Experimental Design Details
In this pre-analysis plan, we outline the experimental intervention, the treatments, the survey sampling of the data collection in 2024, the treatment assignment, and the hypotheses and outcome measures for the immediate outcomes. The immediate outcomes pre-defined in this plan refer to intentions and aspirations regarding (international and internal) migration plans as well as regarding human capital and apprenticeship training. In the next wave of data collection in 2025, we plan to run a follow-up survey that will focus on the same outcomes as we have defined here, but additionally will also elicit information on whether the treatment-induced changes in intentions and aspirations have led to changes in migration behavior and human capital and training decisions. Informed by the immediate findings, we will later pre-register the analysis of those medium-run outcomes, including a mediation analysis.
Sampling was carried out based on a list of administrative units obtained from Senegal’s National Agency for Statistics and Demography, ANSD, with villages defined as settlements containing between 40 and 150 households. We exclude all urban communes and communes in the Dakar region as well as some areas bordering Gambia, Mali, or Guinea for security reasons (specifically, the departments of Bignona, Bounkiling, Medina Yoro Foulah, Saraya, Bakel, Salemata, and the district of Fongolembi), with claims concerning representativeness conditional on these exclusions. In total, the sampling frame covers 3,082 out of 3,463 rural villages across all regions and 35 of 41 departments outside of Dakar.

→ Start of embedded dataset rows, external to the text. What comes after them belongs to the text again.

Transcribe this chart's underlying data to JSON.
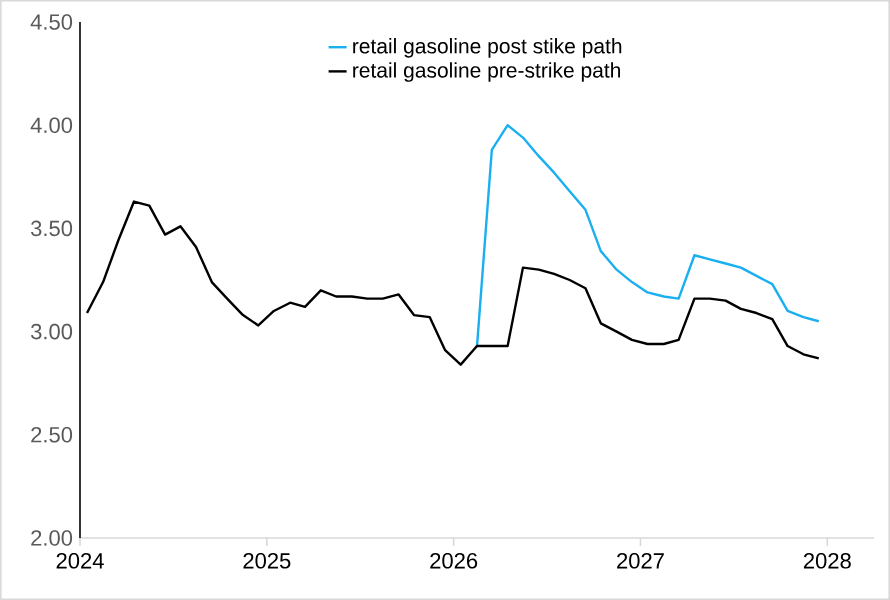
{
  "chart_data": {
    "type": "line",
    "x": [
      "2024-01-15",
      "2024-02-15",
      "2024-03-15",
      "2024-04-15",
      "2024-05-15",
      "2024-06-15",
      "2024-07-15",
      "2024-08-15",
      "2024-09-15",
      "2024-10-15",
      "2024-11-15",
      "2024-12-15",
      "2025-01-15",
      "2025-02-15",
      "2025-03-15",
      "2025-04-15",
      "2025-05-15",
      "2025-06-15",
      "2025-07-15",
      "2025-08-15",
      "2025-09-15",
      "2025-10-15",
      "2025-11-15",
      "2025-12-15",
      "2026-01-15",
      "2026-02-15",
      "2026-03-15",
      "2026-04-15",
      "2026-05-15",
      "2026-06-15",
      "2026-07-15",
      "2026-08-15",
      "2026-09-15",
      "2026-10-15",
      "2026-11-15",
      "2026-12-15",
      "2027-01-15",
      "2027-02-15",
      "2027-03-15",
      "2027-04-15",
      "2027-05-15",
      "2027-06-15",
      "2027-07-15",
      "2027-08-15",
      "2027-09-15",
      "2027-10-15",
      "2027-11-15",
      "2027-12-15"
    ],
    "series": [
      {
        "name": "retail gasoline post stike path",
        "color": "#1aaff0",
        "x": [
          "2026-02-15",
          "2026-03-15",
          "2026-04-15",
          "2026-05-15",
          "2026-06-15",
          "2026-07-15",
          "2026-08-15",
          "2026-09-15",
          "2026-10-15",
          "2026-11-15",
          "2026-12-15",
          "2027-01-15",
          "2027-02-15",
          "2027-03-15",
          "2027-04-15",
          "2027-05-15",
          "2027-06-15",
          "2027-07-15",
          "2027-08-15",
          "2027-09-15",
          "2027-10-15",
          "2027-11-15",
          "2027-12-15"
        ],
        "values": [
          2.93,
          3.88,
          4.0,
          3.94,
          3.85,
          3.77,
          3.68,
          3.59,
          3.39,
          3.3,
          3.24,
          3.19,
          3.17,
          3.16,
          3.37,
          3.35,
          3.33,
          3.31,
          3.27,
          3.23,
          3.1,
          3.07,
          3.05
        ]
      },
      {
        "name": "retail gasoline pre-strike path",
        "color": "#000000",
        "values": [
          3.09,
          3.24,
          3.44,
          3.63,
          3.61,
          3.47,
          3.51,
          3.41,
          3.24,
          3.16,
          3.08,
          3.03,
          3.1,
          3.14,
          3.12,
          3.2,
          3.17,
          3.17,
          3.16,
          3.16,
          3.18,
          3.08,
          3.07,
          2.91,
          2.84,
          2.93,
          2.93,
          2.93,
          3.31,
          3.3,
          3.28,
          3.25,
          3.21,
          3.04,
          3.0,
          2.96,
          2.94,
          2.94,
          2.96,
          3.16,
          3.16,
          3.15,
          3.11,
          3.09,
          3.06,
          2.93,
          2.89,
          2.87
        ]
      }
    ],
    "xlim": [
      "2024-01-01",
      "2028-04-01"
    ],
    "xticks": [
      {
        "value": "2024-01-01",
        "label": "2024"
      },
      {
        "value": "2025-01-01",
        "label": "2025"
      },
      {
        "value": "2026-01-01",
        "label": "2026"
      },
      {
        "value": "2027-01-01",
        "label": "2027"
      },
      {
        "value": "2028-01-01",
        "label": "2028"
      }
    ],
    "ylim": [
      2.0,
      4.5
    ],
    "yticks": [
      {
        "value": 2.0,
        "label": "2.00"
      },
      {
        "value": 2.5,
        "label": "2.50"
      },
      {
        "value": 3.0,
        "label": "3.00"
      },
      {
        "value": 3.5,
        "label": "3.50"
      },
      {
        "value": 4.0,
        "label": "4.00"
      },
      {
        "value": 4.5,
        "label": "4.50"
      }
    ],
    "legend": "top",
    "grid": false,
    "marker": "none",
    "line_style": "solid"
  }
}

Villages were randomly sampled within location-based strata}, namely within the district for focus departments and within the region for the national sample. We then randomly sample households within villages for in-depth surveys, including only those with at least one male member aged 18–40, which is the demographic group most likely to relocate for work from rural Senegal.

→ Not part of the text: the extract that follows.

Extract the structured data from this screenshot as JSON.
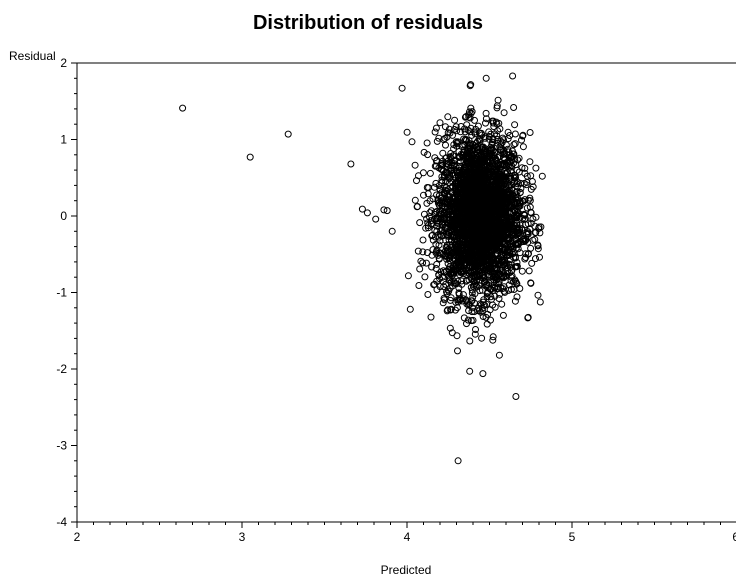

Within-village household samples were drawn in proportion to village size, with target sample sizes constrained to range from 15 to 45 households per village. We stratify based on prior migration by target individuals, undersampling those that had migrated within the previous year. Within strata, household selection probabilities are proportional to the number of within-household target individuals. Finally, we randomly select a target individual within each sampled household.